Trade mark law allows brand owners to take action against a trade mark applied for in bad faith. But, what is meant by bad faith? The UK Intellectual Property Office (UKIPO) has rejected a trade mark opposition, deeming the trade mark application did not amount to bad faith.


In September 2018, PASTA GO (the applicant) applied to register the trade mark (as shown below) in class 43 (take away food and drink services). Mr Kamil Kruk (the opponent) opposed the application under section 3(6) of the Trade Marks Act claiming that the applicant’s mark was applied for in bad faith.

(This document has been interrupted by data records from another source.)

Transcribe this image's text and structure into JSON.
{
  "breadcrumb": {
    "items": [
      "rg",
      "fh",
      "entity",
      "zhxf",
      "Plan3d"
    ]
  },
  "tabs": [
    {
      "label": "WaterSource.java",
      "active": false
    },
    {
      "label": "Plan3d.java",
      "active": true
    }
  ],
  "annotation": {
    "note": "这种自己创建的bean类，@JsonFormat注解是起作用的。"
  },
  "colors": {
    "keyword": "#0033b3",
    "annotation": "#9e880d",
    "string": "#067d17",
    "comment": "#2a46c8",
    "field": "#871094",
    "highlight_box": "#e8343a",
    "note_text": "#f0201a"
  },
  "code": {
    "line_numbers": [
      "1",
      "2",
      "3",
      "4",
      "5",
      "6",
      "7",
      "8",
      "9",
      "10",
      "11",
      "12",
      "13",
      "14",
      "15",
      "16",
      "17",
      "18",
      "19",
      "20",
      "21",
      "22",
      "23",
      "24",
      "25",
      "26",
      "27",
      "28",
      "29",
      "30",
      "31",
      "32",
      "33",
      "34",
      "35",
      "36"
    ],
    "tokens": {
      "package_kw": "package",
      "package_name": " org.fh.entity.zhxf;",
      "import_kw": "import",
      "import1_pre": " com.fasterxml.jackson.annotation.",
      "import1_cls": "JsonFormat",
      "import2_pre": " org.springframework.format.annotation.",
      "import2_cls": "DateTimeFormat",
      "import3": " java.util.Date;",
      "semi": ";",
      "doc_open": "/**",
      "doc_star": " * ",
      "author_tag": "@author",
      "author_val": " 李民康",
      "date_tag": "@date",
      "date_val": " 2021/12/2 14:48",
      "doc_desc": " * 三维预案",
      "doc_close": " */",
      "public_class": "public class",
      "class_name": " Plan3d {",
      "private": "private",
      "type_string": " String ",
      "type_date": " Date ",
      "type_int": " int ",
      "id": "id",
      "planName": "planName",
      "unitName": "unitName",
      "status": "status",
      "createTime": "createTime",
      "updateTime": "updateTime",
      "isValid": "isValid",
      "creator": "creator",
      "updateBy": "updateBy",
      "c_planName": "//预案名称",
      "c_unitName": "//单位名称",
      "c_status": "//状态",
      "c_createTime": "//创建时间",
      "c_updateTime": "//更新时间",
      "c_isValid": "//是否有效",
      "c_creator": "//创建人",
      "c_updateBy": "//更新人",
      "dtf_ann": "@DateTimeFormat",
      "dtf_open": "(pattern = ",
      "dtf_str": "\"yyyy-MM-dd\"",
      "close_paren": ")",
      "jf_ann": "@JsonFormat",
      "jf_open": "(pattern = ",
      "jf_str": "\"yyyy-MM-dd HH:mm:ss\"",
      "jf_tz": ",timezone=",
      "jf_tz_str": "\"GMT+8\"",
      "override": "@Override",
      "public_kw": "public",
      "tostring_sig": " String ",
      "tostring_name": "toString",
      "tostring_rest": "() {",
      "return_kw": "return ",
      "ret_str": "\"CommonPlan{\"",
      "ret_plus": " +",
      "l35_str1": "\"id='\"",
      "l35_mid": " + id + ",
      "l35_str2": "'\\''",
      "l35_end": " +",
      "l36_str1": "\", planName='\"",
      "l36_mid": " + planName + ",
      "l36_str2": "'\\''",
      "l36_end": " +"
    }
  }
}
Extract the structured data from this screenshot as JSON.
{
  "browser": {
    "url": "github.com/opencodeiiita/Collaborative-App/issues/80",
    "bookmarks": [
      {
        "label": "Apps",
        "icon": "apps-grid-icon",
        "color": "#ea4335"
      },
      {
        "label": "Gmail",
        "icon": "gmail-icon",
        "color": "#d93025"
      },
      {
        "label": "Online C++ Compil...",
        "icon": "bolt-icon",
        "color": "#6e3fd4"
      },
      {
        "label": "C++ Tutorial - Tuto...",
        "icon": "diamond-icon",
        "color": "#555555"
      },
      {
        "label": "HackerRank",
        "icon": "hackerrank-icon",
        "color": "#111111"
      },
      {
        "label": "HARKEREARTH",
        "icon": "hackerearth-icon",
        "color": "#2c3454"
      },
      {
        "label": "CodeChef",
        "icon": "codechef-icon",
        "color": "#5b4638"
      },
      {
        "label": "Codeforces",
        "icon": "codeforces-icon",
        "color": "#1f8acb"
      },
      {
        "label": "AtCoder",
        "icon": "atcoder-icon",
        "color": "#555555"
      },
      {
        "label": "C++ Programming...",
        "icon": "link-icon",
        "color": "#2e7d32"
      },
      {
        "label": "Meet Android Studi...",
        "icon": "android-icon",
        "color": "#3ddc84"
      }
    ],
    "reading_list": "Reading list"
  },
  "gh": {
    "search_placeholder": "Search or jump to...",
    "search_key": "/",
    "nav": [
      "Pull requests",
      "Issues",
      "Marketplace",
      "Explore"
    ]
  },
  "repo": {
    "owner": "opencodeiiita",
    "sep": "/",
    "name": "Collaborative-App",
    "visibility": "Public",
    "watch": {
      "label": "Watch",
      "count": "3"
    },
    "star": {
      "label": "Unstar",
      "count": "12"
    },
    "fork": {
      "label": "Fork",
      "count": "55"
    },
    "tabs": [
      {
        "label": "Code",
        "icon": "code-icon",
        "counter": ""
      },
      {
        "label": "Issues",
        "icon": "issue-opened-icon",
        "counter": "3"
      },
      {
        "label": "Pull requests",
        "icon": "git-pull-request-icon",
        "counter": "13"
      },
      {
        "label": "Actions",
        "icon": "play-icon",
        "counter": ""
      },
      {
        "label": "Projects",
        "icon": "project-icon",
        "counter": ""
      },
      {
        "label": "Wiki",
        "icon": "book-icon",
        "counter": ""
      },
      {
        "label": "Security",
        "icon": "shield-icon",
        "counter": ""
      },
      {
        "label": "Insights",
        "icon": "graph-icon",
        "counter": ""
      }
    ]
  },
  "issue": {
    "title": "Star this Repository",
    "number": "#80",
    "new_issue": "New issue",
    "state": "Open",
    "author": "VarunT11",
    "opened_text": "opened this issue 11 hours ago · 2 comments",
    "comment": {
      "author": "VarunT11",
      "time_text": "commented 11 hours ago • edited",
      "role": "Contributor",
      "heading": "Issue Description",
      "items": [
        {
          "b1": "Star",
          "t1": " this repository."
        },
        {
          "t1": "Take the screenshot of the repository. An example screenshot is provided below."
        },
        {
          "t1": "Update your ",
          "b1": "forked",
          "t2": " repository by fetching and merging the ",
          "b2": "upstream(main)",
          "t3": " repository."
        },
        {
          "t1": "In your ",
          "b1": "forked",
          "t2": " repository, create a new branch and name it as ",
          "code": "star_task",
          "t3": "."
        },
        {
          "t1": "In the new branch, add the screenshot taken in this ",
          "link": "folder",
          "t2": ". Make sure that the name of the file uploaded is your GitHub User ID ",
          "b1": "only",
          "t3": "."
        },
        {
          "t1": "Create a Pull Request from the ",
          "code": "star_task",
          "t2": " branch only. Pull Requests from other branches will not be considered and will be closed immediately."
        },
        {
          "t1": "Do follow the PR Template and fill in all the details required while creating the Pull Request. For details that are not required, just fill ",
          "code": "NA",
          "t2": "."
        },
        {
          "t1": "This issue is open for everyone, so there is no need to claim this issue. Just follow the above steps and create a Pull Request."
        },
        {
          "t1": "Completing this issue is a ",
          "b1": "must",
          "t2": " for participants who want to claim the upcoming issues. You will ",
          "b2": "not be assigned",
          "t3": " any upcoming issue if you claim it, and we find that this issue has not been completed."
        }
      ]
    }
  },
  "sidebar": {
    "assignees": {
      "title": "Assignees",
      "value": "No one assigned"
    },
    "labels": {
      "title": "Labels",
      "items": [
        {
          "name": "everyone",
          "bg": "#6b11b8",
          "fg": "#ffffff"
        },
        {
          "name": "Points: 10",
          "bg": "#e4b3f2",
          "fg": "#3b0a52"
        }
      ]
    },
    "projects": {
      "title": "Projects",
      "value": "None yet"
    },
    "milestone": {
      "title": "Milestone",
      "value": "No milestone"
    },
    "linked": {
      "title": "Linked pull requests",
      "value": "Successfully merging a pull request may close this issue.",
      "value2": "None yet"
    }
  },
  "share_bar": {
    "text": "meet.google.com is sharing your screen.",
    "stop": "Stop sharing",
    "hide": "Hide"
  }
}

The opponent operates a chain of restaurants in Poland and claimed that the applicant was aware of his trade mark, and had visited one of the opponent’s premises in Poland and had then copied the business name and logo. The opponent alleged that the applicant was attempting to trade off the repute of the opponent’s business and block the opponent from entering the UK market. The opponent said he planned to expand the brand and business internationally.

The applicant had allegedly modified one of the opponent’s images and used it in a social media post. The opponent contacted the applicant in August 2018 regarding the misuse of the photograph. It was only when challenged that the applicant then sought to file an application in the UK, when it discovered that the opponent’s mark was only registered in Poland. Accordingly, the opponent argued that this behaviour fell short of the standards of acceptable commercial behaviour and the application was made in bad faith.

In response to the allegations of bad faith, the applicant said that the opponent subjected him to threatening behaviour and scare tactics to try and make the applicant change the name of his business. When the applicant realised that the opponent only had protection in Poland, he applied for the trade mark as a measure to keep the “name and health” of his business. His view was that since he was based outside Poland, he had legal rights to expand his business anywhere in Europe.


The relevant date for assessing whether a trade mark application was made in bad faith is the application date – in this case that was 13 September 2018.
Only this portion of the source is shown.